Und so taucht nach einer erfreulicherweise sehr ruhigen Schiffsreise von knapp 2 Stunden vor uns Helgoland aus der Nordsee auf.

Bemerkenswert und ausgesprochen angenehm auf Helgoland ist zunächst einmal, dass es hier (mit Ausnahme von Rettungsfahrzeugen und einigen Elektrofahrzeugen für den Gepäck- oder Personentransport) keine Autos gibt. Die Insel ist mit etwas mehr als 1 km² Gesamtfläche ohnehin zu Fuß recht gut erkundbar.

Die Hummerbuden am Hafen, früher Geräteschuppen für Fischer, jetzt mit Masse kleine Imbissbuden oder Geschäfte
1. Anlaufpunkt ist der „Knieper", wo wir Hardy, den Wirt treffen, der uns zunächst zu unserer Unterkunft bringt. Das Haus „Dünenblick" ist eine wirklich empfehlenswerte Möglichkeit, auf der Insel zu übernachten. Wir haben einen grandiosen Ausblick auf die Nordsee und die Helgoland vorgelagerte Düne und genießen noch etwas die freie Zeit.





Um 17 Uhr treffen wir uns im „Knieper" mit Nobbi, der an diesen beiden Abenden für den Sound zuständig ist, zum Aufbau und um 18 Uhr geht es dann los. In der Kneipe hat sich ein fabelhaftes Publikum versammelt und der Abend macht enorm Spaß.

Der "Knieper", sehr viel Liebe zum Detail, selbst auf dem Weg zur Toilette...











Das ist Nobbi, der Tontechniker. Keine Angst, der ist nicht eingeschlafen, sondern macht voll konzentriert einen fabelhaften Job!




Und das ist Thomas, der sich eine Blues-Harp schnappte und dann aber auch dermaßen ein Ding abzog!!!!!






Am Samstag ist nach einem ausgiebigen Frühstück erstmal Inselbesichtigung angesagt. Helgoland ist aufgeteilt in Unterland, Mittelland und Oberland (das durch den recht hohen Buntsandsteinfelsen gebildet wird) und wir wählen im Oberland den Klippenrundweg Richtung Lange Anna. Übrigens nehmen wir für den Aufstieg ins Oberland die Treppe und NICHT den (gebührenpflichtigen) Aufzug ;)


Da es natürlich sehr viel Wissenswertes über Helgoland gibt: Ab jetzt erstmal Klugscheißer-Modus auf EIN!

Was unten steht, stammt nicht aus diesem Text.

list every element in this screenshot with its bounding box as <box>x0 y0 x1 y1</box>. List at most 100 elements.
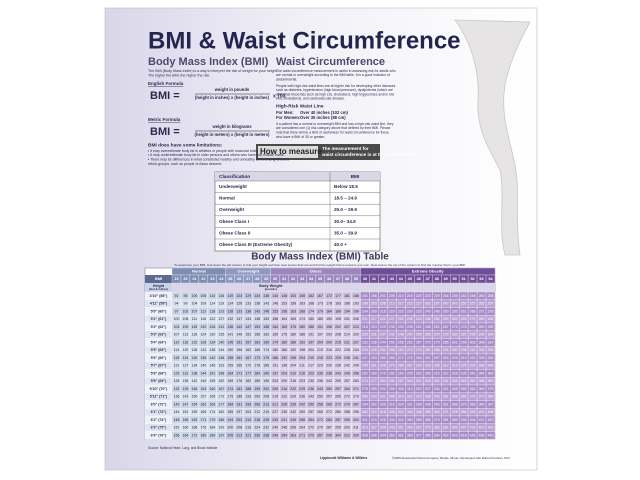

Die Insel ist überall sehr sauber und gerade heute findet wieder eine Reinigungsaktion auf der gesamten Insel statt. Alle paar Meter erfährt man auf Schautafeln Wissenswertes über die Insel, ihre Geschichte und ihre Einwohner. Ein Rundgang im Oberland entlang der Klippen dauert etwas mehr als 1 Stunde, bietet aber immer wieder spektakuläre Ausblicke. Unter anderem werden hier oben auch Rinder und Schafe aufbewahrt. Unterhalb der langen Anna an der Nordspitze befindet sich der Lummenfelsen, wo abertausende von Seevögeln brüten und einen ziemliches Spektakel veranstalten.


Diese Erkenntnis wird sicherlich Kenny und Barney, die hin und wieder recht gut und gerne Bass spielen, sehr interessieren....


Übrigens ist der "Knieper" auch vom Oberland aus mit bloßen Auge gut zu erkennen...


Tillerman´s Cat ;)

Nachmittags fahren wir mit einem Boot zur Düne, wo es auch so einiges zu besichtigen gibt. Hier haben sich einige Robbenfamilien zum Sonnen an den Strand gelegt und lassen sich von den Touristen bestaunen und fotografieren. Auf der Düne gibt es einen Nord- und einen Südstrand mit Strandkörben, Muscheln und allerlei buntem Gestein.




Der Flugplatz Helgolands ist ebenfalls auf der Düne untergebracht.





Snoopy, sozusagen in der Maritim-Ausgabe...



Klugscheißer-Modus: AUS.
Abends im "Knieper" fingen die Leute übrigens schon recht früh an zu tanzen.